Doch was Bundesinnenministerin Nancy Faeser (SPD) kürzlich im Interview mit dem Spiegel sagte, klingt anders. „Wir müssen stärker über Gegenmaßnahmen bei Cyberangriffen nachdenken“, antwortet sie auf die Frage, ob deutsche Behörden die Möglichkeit zum Hackback brauchen.

Sie spricht von Maßnahmen, um Täter zu identifizieren und Angriffe zu verhindern.
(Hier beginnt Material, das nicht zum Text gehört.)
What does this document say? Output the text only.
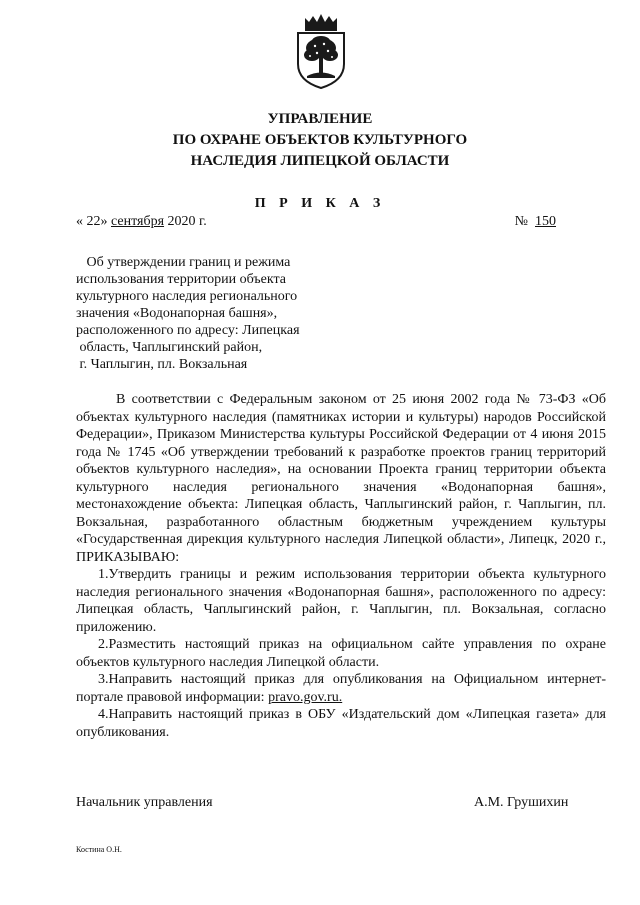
УПРАВЛЕНИЕ
ПО ОХРАНЕ ОБЪЕКТОВ КУЛЬТУРНОГО
НАСЛЕДИЯ ЛИПЕЦКОЙ ОБЛАСТИ
П Р И К А З
« 22» сентября 2020 г.	№ 150
Об утверждении границ и режима
использования территории объекта
культурного наследия регионального
значения «Водонапорная башня»,
расположенного по адресу: Липецкая
область, Чаплыгинский район,
г. Чаплыгин, пл. Вокзальная

В соответствии с Федеральным законом от 25 июня 2002 года № 73-ФЗ «Об объектах культурного наследия (памятниках истории и культуры) народов Российской Федерации», Приказом Министерства культуры Российской Федерации от 4 июня 2015 года № 1745 «Об утверждении требований к разработке проектов границ территорий объектов культурного наследия», на основании Проекта границ территории объекта культурного наследия регионального значения «Водонапорная башня», местонахождение объекта: Липецкая область, Чаплыгинский район, г. Чаплыгин, пл. Вокзальная, разработанного областным бюджетным учреждением культуры «Государственная дирекция культурного наследия Липецкой области», Липецк, 2020 г., ПРИКАЗЫВАЮ:

1.Утвердить границы и режим использования территории объекта культурного наследия регионального значения «Водонапорная башня», расположенного по адресу: Липецкая область, Чаплыгинский район, г. Чаплыгин, пл. Вокзальная, согласно приложению.

2.Разместить настоящий приказ на официальном сайте управления по охране объектов культурного наследия Липецкой области.

3.Направить настоящий приказ для опубликования на Официальном интернет-портале правовой информации: pravo.gov.ru.

4.Направить настоящий приказ в ОБУ «Издательский дом «Липецкая газета» для опубликования.

Начальник управления	А.М. Грушихин
Костина О.Н.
Auf die Hackback-Ablehnung im Koalitionsvertrag angesprochen, argumentiert sie mit dem Krieg. „Wir sind insgesamt gut beraten, Fragen unserer Sicherheit nicht ideologisch, sondern realistisch zu betrachten“, so die Innenministerin.

Was ist eigentlich aktive Cyberabwehr?

Die aktive Cyberabwehr war eine immer wiederkehrende Forderung, oftmals vorangetrieben durch den früheren Bundesinnenminister Horst Seehofer. Am endete landete sie kurz vor der Wahl und dem darauf folgenden Regierungswechsel noch in der Cybersicherheitsstrategie. Doch was ist das eigentlich?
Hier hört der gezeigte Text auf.